May 18, 2017 at 12:22pm
What do Bobby Flay, Emeril Lagasse and Rachael Ray all have in common with Derek Torrence? Like Torrence, they are all professional chefs. Torrence may not have the million-dollar television contract, but he does cook delicious and healthy food for members of the Armed Forces.
Derek Torrence, McChord Club executive chef, has been serving up great food at the McChord Club since May 2015.
"Since I've been here, we've been trying to increase the quality of food the club provides, trying to make less pre-made and more handmade food," Torrence said.
Torrence was afforded the chance to make his dream of becoming a chef real when he went to Culinary Arts School and graduated from Johnson & Wales University in 2008.
"My mom was a good cook, so I cooked with her a lot growing up," said Torrence. "I used to watch a lot of cooking shows; I just liked the idea of making good food and seeing how it was presented."
After college, Torrence moved back with his parents, where he was offered a job with the U. S. Army.
"I grew up a military brat," said Torrence. "My dad retired from the army after 23 years, so after I graduated college, I was granted the opportunity for work on Carlisle Barracks at the Army War College for a couple years."
While continuing his path to become a chef, Torrence received another great opportunity to help him progress in his career.
"While working at the War College, the corporate chef from Morale, Welfare and Recreation came to help us with a graduation," said Torrence. "While working with him, he said he liked the way worked, and got me into the Army's developmental chef program, which sent me to Hawaii for three months at the Hale Koa."

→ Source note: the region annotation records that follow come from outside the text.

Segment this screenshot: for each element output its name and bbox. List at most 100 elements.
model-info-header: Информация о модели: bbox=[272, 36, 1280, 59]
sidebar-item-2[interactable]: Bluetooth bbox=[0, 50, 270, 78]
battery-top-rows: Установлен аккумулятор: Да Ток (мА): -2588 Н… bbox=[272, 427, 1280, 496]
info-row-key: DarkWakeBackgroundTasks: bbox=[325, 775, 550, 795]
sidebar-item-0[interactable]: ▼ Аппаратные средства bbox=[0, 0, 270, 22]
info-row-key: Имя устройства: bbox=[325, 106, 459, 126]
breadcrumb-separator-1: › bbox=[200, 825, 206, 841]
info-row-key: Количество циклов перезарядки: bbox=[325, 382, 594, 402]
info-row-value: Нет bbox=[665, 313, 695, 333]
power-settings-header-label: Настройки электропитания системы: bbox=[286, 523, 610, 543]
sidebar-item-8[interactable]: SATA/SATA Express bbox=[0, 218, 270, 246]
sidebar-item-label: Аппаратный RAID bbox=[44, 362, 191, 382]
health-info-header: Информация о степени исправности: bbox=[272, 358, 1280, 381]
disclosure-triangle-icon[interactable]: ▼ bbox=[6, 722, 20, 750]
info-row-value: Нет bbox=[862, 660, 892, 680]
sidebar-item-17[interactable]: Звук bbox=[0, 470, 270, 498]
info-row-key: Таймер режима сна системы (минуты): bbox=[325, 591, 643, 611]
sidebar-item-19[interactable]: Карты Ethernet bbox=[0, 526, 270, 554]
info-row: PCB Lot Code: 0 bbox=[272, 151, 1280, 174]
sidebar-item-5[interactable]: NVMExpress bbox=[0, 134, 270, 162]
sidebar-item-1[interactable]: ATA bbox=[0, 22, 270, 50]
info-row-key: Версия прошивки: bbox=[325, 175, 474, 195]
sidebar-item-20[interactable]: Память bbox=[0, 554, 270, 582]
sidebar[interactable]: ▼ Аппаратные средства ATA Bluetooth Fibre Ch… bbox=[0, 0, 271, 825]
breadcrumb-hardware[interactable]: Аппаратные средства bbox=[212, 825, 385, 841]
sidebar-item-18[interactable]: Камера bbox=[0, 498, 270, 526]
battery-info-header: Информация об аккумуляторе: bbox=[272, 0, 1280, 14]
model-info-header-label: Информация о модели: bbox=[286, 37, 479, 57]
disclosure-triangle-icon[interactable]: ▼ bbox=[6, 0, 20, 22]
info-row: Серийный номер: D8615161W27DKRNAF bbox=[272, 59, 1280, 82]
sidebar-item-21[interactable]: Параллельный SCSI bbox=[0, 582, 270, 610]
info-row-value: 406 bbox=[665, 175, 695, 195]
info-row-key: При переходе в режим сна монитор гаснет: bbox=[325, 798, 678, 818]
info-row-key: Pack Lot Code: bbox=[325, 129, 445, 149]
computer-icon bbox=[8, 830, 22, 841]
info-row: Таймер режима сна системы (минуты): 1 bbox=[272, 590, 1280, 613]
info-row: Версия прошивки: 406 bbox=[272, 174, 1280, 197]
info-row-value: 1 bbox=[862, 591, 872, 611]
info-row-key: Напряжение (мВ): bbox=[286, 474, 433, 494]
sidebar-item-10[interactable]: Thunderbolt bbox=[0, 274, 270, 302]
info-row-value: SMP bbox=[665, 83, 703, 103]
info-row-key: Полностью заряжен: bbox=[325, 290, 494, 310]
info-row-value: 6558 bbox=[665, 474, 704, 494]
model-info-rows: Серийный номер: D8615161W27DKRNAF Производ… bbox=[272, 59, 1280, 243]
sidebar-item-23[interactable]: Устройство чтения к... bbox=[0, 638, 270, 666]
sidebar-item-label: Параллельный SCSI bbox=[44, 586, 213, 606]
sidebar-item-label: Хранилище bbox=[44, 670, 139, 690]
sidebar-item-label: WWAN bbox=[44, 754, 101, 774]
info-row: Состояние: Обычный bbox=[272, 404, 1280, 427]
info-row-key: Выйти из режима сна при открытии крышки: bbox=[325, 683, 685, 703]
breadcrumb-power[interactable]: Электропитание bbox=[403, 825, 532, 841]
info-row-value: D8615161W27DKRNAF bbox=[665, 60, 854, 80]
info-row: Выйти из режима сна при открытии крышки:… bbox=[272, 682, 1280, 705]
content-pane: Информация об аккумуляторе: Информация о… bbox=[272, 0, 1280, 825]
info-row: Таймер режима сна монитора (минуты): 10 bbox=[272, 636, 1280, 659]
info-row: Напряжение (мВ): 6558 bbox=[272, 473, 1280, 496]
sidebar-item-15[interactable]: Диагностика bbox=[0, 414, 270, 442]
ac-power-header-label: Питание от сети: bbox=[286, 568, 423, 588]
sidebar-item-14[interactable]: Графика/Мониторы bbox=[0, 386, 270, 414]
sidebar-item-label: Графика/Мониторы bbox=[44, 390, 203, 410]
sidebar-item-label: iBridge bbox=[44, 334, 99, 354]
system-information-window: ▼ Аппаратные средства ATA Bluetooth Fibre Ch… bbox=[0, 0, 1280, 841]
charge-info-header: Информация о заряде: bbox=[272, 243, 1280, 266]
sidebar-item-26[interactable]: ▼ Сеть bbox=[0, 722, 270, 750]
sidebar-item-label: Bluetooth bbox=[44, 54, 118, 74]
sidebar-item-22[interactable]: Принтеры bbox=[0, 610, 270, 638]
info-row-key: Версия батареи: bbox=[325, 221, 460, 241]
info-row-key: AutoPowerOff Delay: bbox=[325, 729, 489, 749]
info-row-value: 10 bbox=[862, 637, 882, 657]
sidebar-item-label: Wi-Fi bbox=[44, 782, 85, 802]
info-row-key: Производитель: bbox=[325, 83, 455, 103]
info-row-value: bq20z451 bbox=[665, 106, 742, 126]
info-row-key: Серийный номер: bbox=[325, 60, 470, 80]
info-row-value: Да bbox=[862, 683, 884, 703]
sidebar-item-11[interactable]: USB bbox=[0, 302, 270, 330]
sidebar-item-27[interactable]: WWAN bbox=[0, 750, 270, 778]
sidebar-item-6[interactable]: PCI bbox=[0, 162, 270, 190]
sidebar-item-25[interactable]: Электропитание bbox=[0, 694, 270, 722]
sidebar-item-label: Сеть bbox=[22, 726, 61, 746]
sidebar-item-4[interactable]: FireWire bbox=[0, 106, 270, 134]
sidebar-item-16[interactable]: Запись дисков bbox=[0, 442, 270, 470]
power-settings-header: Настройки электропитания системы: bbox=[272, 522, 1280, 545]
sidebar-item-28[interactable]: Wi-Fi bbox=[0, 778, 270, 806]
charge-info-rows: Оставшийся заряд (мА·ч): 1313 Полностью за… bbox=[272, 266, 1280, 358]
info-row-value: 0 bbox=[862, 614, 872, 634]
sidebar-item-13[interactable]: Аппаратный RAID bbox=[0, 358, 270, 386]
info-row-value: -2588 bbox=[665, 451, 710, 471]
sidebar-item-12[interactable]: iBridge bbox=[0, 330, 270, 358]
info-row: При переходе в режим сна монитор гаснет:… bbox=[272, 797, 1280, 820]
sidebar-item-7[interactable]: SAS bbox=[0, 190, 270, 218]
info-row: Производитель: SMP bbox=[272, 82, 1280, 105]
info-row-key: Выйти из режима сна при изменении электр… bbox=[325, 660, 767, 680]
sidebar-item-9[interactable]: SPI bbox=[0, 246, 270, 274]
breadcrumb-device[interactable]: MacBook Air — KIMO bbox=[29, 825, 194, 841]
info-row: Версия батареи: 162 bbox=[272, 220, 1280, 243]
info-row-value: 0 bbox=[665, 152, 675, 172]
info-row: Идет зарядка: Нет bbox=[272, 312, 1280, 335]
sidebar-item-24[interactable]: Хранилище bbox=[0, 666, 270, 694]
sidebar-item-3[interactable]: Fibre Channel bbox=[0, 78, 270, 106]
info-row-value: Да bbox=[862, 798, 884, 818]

From there, Torrence was sent to the Dragon Hill Lodge in Korea, then to Fort Knox, Kentucky for three years, then landed a job here at McChord.
"I am a jack of all trades," said Torrence. "I can cook, grill, broil, fry, flambé. I can do it all."
Here at McChord, the club provides services for Airman Leadership School graduations, weddings, retirements, promotions, farewells and during lunch at the McChord Grill.
"I like doing what I do for the military because, growing up military, I got to go to a couple bases and the food wasn't too good," said Torrence. "So I decided to go to school to get the skills to provide better food for the servicemembers. It's my way of serving and giving back to the military."
Torrence said since becoming a chef, his motto has always been to prep it, cook it, and serve it.
"My goal is to provide fine dining to our servicemembers," said Torrence. "Servicemembers should be offered great food without having to go to a fancy restaurant, and I want to continue to provide a great service to the military and their families."